For many moderate Labour members the last few years have been a real challenge. There were many times during the Corbyn years that I felt I simply couldn’t maintain my membership, as the party had become such a different political entity from that which I had joined. There was a period of at least eighteen months during which I stayed in the party solely to spite those running it, having lost all hope that the Labour movement to which I had belonged could ever be rekindled from the wreckage of what the hard left had done.

So it’s been a further shock to the system to discover how much a leadership election in which the majority of the membership made clear it too was sick of Corbynism, followed by a few months of a steady hand on the tiller from Keir Starmer, could transform my view of and attitude towards our party and our movement. Words like “credible” are slowly seeping back into private and public discussions. Maybe, perhaps, even “hope”.

They come with caveats aplenty, of course. Corbyn’s legacy of an 80-seat Tory majority in the UK Parliament will be with us for five years, and impotence breeds apathy. We have years of internal battles to fight yet before we can come close to recovering from the hard-left aberration. And here in Scotland we seem doomed to remain a third wheel in a politics in which the Tories pose as champions of the union and the SNP pose as champions of the left. Oh for some robust scrutiny that would expose both those poses for the tissue-thin propaganda that they are. Scottish Labour could and should be filling both of those roles, instead of vacillating on one and burying the other in ideology rather than action.

But there are two things I’ve come to realise which help me – a Labour moderate in Scotland, the political pariah’s political pariah – keep fighting and keep hoping.

The first is a surprising side-effect of those last few years of frustration and despair, namely the realisation that Labour isn’t a tribe, it’s an idea, and that idea can survive just about any level of division and disagreement and still go on to flourish. Robust challenges are okay. Flat out, repeated public disagreement with the leadership and its policies is okay. This coalition of the left is not a fragile thing needing nurtured lest it withers; it is a solid edifice that can, and occasionally needs to be, hammered into shape. So hammer it we can, and hammer it we must.

The second is that every failure presents an opportunity, and that surely must mean Scottish Labour presents the greatest opportunity in Scotland right now, because it has become the byword for political failure. Nobody expects us to do anything but lose badly in the 2021 election. But while it seems like the political conversation is essentially continuing without us – the SNP civil war has burst out into the public sphere and the Tories’ leadership shenanigans belies the reality that they are at the limits of their political opportunity – the chance for Scottish Labour to redefine itself and meet the electorate where they are is right there, waiting.
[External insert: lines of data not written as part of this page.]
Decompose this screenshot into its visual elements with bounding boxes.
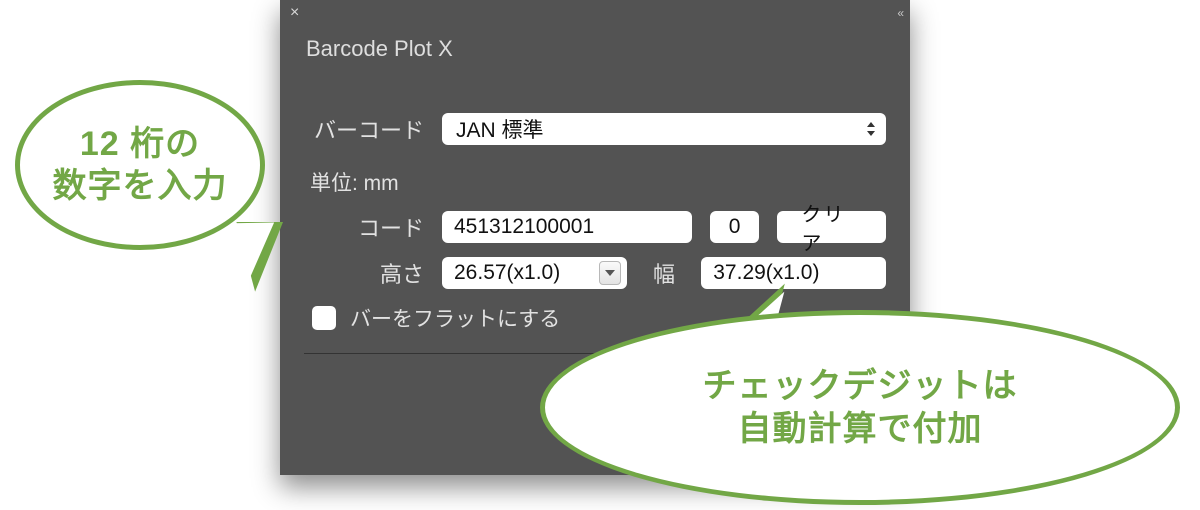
code-input[interactable]: 451312100001 [442,211,692,243]
close-icon[interactable]: × [290,5,299,21]
callout-input-digits: 12 桁の 数字を入力 [15,80,265,250]
height-label: 高さ [356,257,424,289]
panel-tabs: Barcode Plot X [280,25,910,75]
callout-input-digits-text: 12 桁の 数字を入力 [53,123,228,208]
code-value: 451312100001 [454,215,594,239]
chevron-down-icon [599,261,621,285]
height-select[interactable]: 26.57(x1.0) [442,257,627,289]
callout-check-digit-text: チェックデジットは 自動計算で付加 [703,365,1018,450]
height-value: 26.57(x1.0) [454,261,560,285]
flat-bars-label: バーをフラットにする [350,303,560,333]
barcode-type-value: JAN 標準 [456,114,544,144]
check-digit-value: 0 [729,215,741,239]
width-label: 幅 [645,257,684,289]
width-select[interactable]: 37.29(x1.0) [701,257,886,289]
unit-label: 単位: mm [310,167,886,197]
callout-check-digit: チェックデジットは 自動計算で付加 [540,310,1180,505]
updown-icon [866,122,876,136]
panel-titlebar: × « [280,0,910,25]
collapse-icon[interactable]: « [897,6,900,20]
clear-button-label: クリア [801,198,862,256]
barcode-type-select[interactable]: JAN 標準 [442,113,886,145]
tab-barcode-plot-x[interactable]: Barcode Plot X [288,26,471,76]
barcode-type-label: バーコード [304,113,424,145]
code-label: コード [304,211,424,243]
check-digit-field: 0 [710,211,760,243]
clear-button[interactable]: クリア [777,211,886,243]
flat-bars-checkbox[interactable] [312,306,336,330]
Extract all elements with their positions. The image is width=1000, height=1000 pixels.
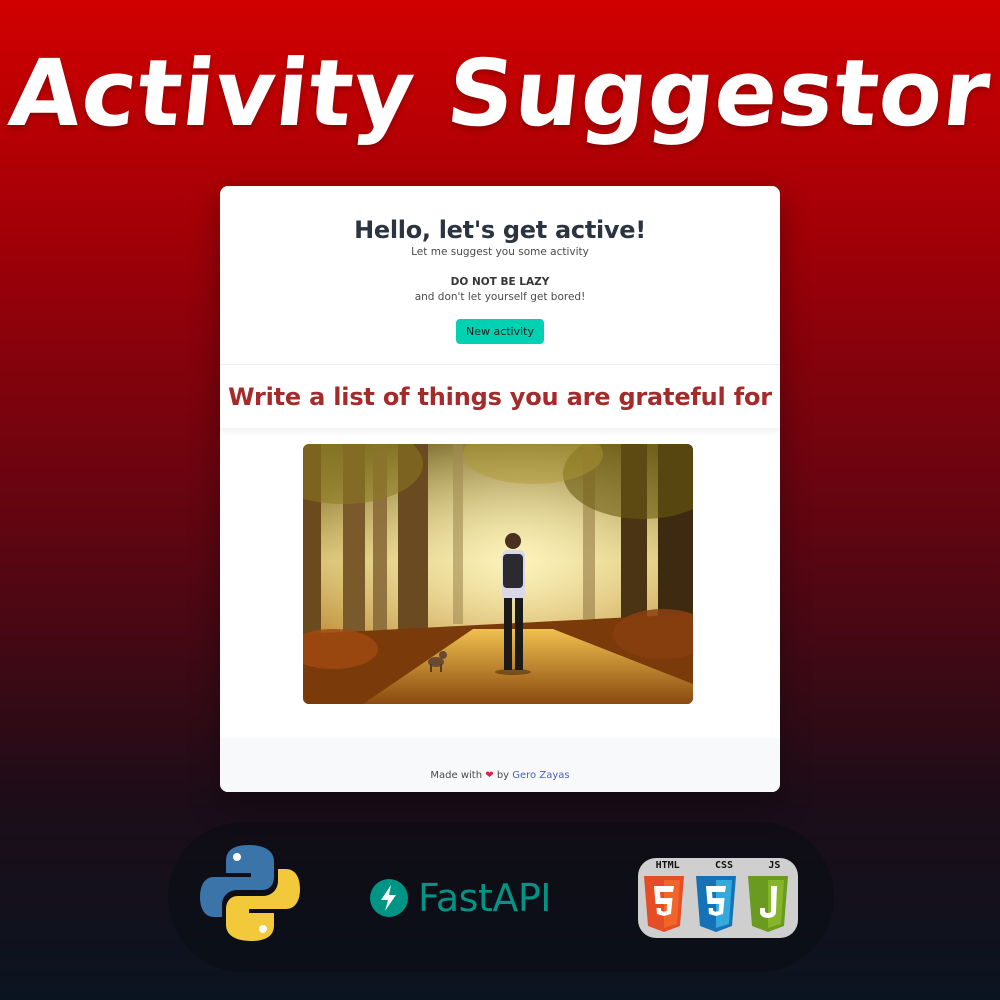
fastapi-icon xyxy=(370,879,408,917)
fastapi-label: FastAPI xyxy=(418,876,551,920)
css3-shield-icon xyxy=(696,876,736,932)
html5-shield-icon xyxy=(644,876,684,932)
activity-image xyxy=(303,444,693,704)
author-link[interactable]: Gero Zayas xyxy=(512,770,569,781)
activity-section: Write a list of things you are grateful … xyxy=(220,364,780,428)
image-section xyxy=(220,428,780,738)
hero-section: Hello, let's get active! Let me suggest … xyxy=(220,186,780,364)
js-shield-icon xyxy=(748,876,788,932)
footer: Made with ❤ by Gero Zayas xyxy=(220,738,780,792)
activity-text: Write a list of things you are grateful … xyxy=(228,382,772,411)
tagline-text: and don't let yourself get bored! xyxy=(414,291,586,303)
emphasis-text: DO NOT BE LAZY xyxy=(450,276,550,288)
app-card: Hello, let's get active! Let me suggest … xyxy=(220,186,780,792)
heart-icon: ❤ xyxy=(485,770,494,781)
footer-by: by xyxy=(496,770,510,781)
banner-title: Activity Suggestor xyxy=(4,40,996,147)
new-activity-button[interactable]: New activity xyxy=(455,319,545,344)
html-css-js-badge: HTML CSS JS xyxy=(638,858,798,938)
page-title: Hello, let's get active! xyxy=(354,216,646,244)
fastapi-logo: FastAPI xyxy=(370,876,551,920)
page-subtitle: Let me suggest you some activity xyxy=(411,246,589,258)
python-logo-icon xyxy=(200,843,300,943)
footer-prefix: Made with xyxy=(430,770,483,781)
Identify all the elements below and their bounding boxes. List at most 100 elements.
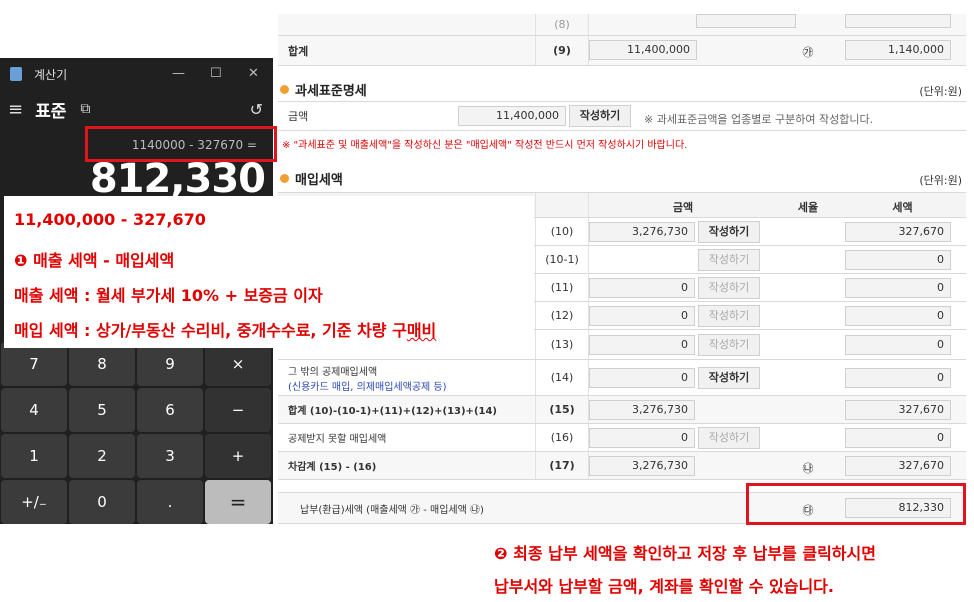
bottom-annotation-line-1: ❷ 최종 납부 세액을 확인하고 저장 후 납부를 클릭하시면	[494, 544, 876, 563]
key-decimal[interactable]: .	[137, 480, 203, 524]
purchase-sum-row: 합계 (10)-(10-1)+(11)+(12)+(13)+(14) (15) …	[278, 396, 966, 424]
tax-base-section-title: 과세표준명세	[280, 80, 367, 99]
row-label: 차감계 (15) - (16)	[288, 462, 377, 473]
key-5[interactable]: 5	[69, 388, 135, 432]
tax-base-amount-field[interactable]: 11,400,000	[458, 106, 566, 126]
annotation-line-3: 매출 세액 : 월세 부가세 10% + 보증금 이자	[14, 286, 323, 305]
nondeductible-write-button-disabled[interactable]: 작성하기	[698, 427, 760, 449]
form-row-partial: (8)	[278, 14, 966, 36]
tax-base-note: ※ 과세표준금액을 업종별로 구분하여 작성합니다.	[644, 113, 874, 126]
purchase-amount-field[interactable]: 0	[589, 278, 695, 298]
tax-field[interactable]	[845, 14, 951, 28]
key-8[interactable]: 8	[69, 342, 135, 386]
row-number: (10-1)	[535, 246, 589, 273]
tax-base-write-button[interactable]: 작성하기	[569, 105, 631, 127]
row-number: (8)	[535, 14, 589, 35]
tax-base-row: 금액 11,400,000 작성하기 ※ 과세표준금액을 업종별로 구분하여 작…	[278, 101, 966, 131]
purchase-tax-section-title: 매입세액	[280, 169, 343, 188]
row-label: 공제받지 못할 매입세액	[288, 434, 387, 445]
minimize-icon[interactable]: —	[172, 66, 185, 81]
other-deduction-row: 그 밖의 공제매입세액 (신용카드 매입, 의제매입세액공제 등) (14) 0…	[278, 360, 966, 396]
purchase-write-button[interactable]: 작성하기	[698, 221, 760, 243]
row-number: (17)	[535, 452, 589, 479]
calculator-title: 계산기	[34, 67, 68, 82]
purchase-amount-field[interactable]: 0	[589, 335, 695, 355]
purchase-write-button-disabled[interactable]: 작성하기	[698, 249, 760, 271]
header-blank	[535, 193, 589, 217]
key-add[interactable]: +	[205, 434, 271, 478]
row-number: (16)	[535, 424, 589, 451]
purchase-tax-field[interactable]: 0	[845, 306, 951, 326]
section-bullet-icon	[280, 174, 289, 183]
sales-tax-total-field[interactable]: 1,140,000	[845, 40, 951, 60]
key-negate[interactable]: +/₋	[1, 480, 67, 524]
highlight-expression-box	[85, 126, 277, 162]
menu-icon[interactable]: ≡	[8, 99, 23, 120]
purchase-write-button-disabled[interactable]: 작성하기	[698, 277, 760, 299]
header-tax: 세액	[892, 201, 913, 214]
row-label: 납부(환급)세액 (매출세액 ㉮ - 매입세액 ㉯)	[300, 504, 484, 516]
row-sublabel: (신용카드 매입, 의제매입세액공제 등)	[288, 382, 447, 393]
row-number: (10)	[535, 218, 589, 245]
bottom-annotation-line-2: 납부서와 납부할 금액, 계좌를 확인할 수 있습니다.	[494, 577, 834, 596]
purchase-sum-tax-field[interactable]: 327,670	[845, 400, 951, 420]
unit-label: (단위:원)	[919, 85, 962, 98]
purchase-tax-field[interactable]: 0	[845, 368, 951, 388]
purchase-write-button-disabled[interactable]: 작성하기	[698, 305, 760, 327]
purchase-tax-field[interactable]: 0	[845, 278, 951, 298]
row-number: (11)	[535, 274, 589, 301]
circle-mark: ㉯	[802, 462, 814, 475]
close-icon[interactable]: ✕	[248, 66, 259, 81]
section-bullet-icon	[280, 85, 289, 94]
purchase-tax-field[interactable]: 0	[845, 250, 951, 270]
key-1[interactable]: 1	[1, 434, 67, 478]
net-tax-field[interactable]: 327,670	[845, 456, 951, 476]
purchase-amount-field[interactable]: 0	[589, 306, 695, 326]
key-6[interactable]: 6	[137, 388, 203, 432]
history-icon[interactable]: ↺	[250, 100, 263, 119]
key-multiply[interactable]: ×	[205, 342, 271, 386]
purchase-tax-field[interactable]: 327,670	[845, 222, 951, 242]
purchase-amount-field[interactable]: 3,276,730	[589, 222, 695, 242]
row-label: 금액	[288, 110, 309, 123]
highlight-payment-box	[746, 483, 966, 525]
amount-field[interactable]	[696, 14, 796, 28]
key-0[interactable]: 0	[69, 480, 135, 524]
purchase-write-button[interactable]: 작성하기	[698, 367, 760, 389]
row-number: (15)	[535, 396, 589, 423]
warning-text: ※ "과세표준 및 매출세액"을 작성하신 분은 "매입세액" 작성전 반드시 …	[282, 140, 688, 151]
purchase-write-button-disabled[interactable]: 작성하기	[698, 334, 760, 356]
row-label: 합계 (10)-(10-1)+(11)+(12)+(13)+(14)	[288, 406, 497, 417]
purchase-sum-amount-field[interactable]: 3,276,730	[589, 400, 695, 420]
header-amount: 금액	[672, 201, 694, 214]
unit-label: (단위:원)	[919, 174, 962, 187]
row-number: (12)	[535, 302, 589, 329]
nondeductible-amount-field[interactable]: 0	[589, 428, 695, 448]
row-number: (13)	[535, 330, 589, 359]
header-rate: 세율	[797, 201, 819, 214]
nondeductible-tax-field[interactable]: 0	[845, 428, 951, 448]
key-2[interactable]: 2	[69, 434, 135, 478]
calculator-titlebar[interactable]: 계산기 — ☐ ✕	[0, 58, 273, 90]
key-9[interactable]: 9	[137, 342, 203, 386]
key-equals[interactable]: =	[205, 480, 271, 524]
key-3[interactable]: 3	[137, 434, 203, 478]
annotation-line-2: ❶ 매출 세액 - 매입세액	[14, 251, 175, 270]
purchase-amount-field[interactable]: 0	[589, 368, 695, 388]
key-4[interactable]: 4	[1, 388, 67, 432]
annotation-note: 11,400,000 - 327,670 ❶ 매출 세액 - 매입세액 매출 세…	[4, 196, 534, 348]
maximize-icon[interactable]: ☐	[210, 66, 222, 81]
sales-total-amount-field[interactable]: 11,400,000	[589, 40, 697, 60]
nondeductible-row: 공제받지 못할 매입세액 (16) 0 작성하기 0	[278, 424, 966, 452]
circle-mark: ㉮	[802, 46, 814, 59]
calculator-modebar: ≡ 표준 ⧉ ↺	[0, 90, 273, 128]
sales-total-row: 합계 (9) 11,400,000 ㉮ 1,140,000	[278, 36, 966, 66]
keep-on-top-icon[interactable]: ⧉	[80, 101, 90, 117]
calculator-app-icon	[10, 67, 22, 81]
row-label: 합계	[288, 44, 309, 58]
key-7[interactable]: 7	[1, 342, 67, 386]
net-purchase-row: 차감계 (15) - (16) (17) 3,276,730 ㉯ 327,670	[278, 452, 966, 480]
net-amount-field[interactable]: 3,276,730	[589, 456, 695, 476]
key-subtract[interactable]: −	[205, 388, 271, 432]
purchase-tax-field[interactable]: 0	[845, 335, 951, 355]
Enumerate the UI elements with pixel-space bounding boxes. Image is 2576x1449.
Tory MSP Michelle Ballantyne tells us the new anointed leader-in-waiting of the Scottish Conservatives, Douglas Ross, will lead a “Boris backing, Brexit positive, anti nat party”. It’s a pithy summary, but it could be a signpost to how Scottish Labour could focus itself for the future. We need to become a Starmer backing, EU positive, anti nat party. Vacillators over independence should be shown the door. Lexiteers should be ushered to the exit. Those more loyal to the remnants of Corbyn than the hope of Starmer should be jettisoned forthwith. It’s right that Scottish Labour should be a broad coalition of the left, but the nationalism of Brexit and independence does not belong on the left, and we need to be bold enough to say so and mean it. And the breadth of our coalition always did, and still should, have limits – let those whose natural home is the SWP and the zoomer left go back there and leave us in peace.

We’re going to lose the next Scottish election. Badly. So let’s waste no time shoring up the directionless mess in which we have ended up to try to minimise losses. Let’s become a party with a clarity of purpose, living up to the ideal written on the back of every membership card that by the strength of our common endeavour we achieve more than we achieve alone. People will wail and gnash their teeth, cards will be cut up and fury will ensue, but Labour is an idea that is easily strong enough to survive through that, and in the end if we emerge as a party of principle and purpose once more we will have a foundation on which to rebuild for the future. And sometimes the future comes a lot quicker than you think.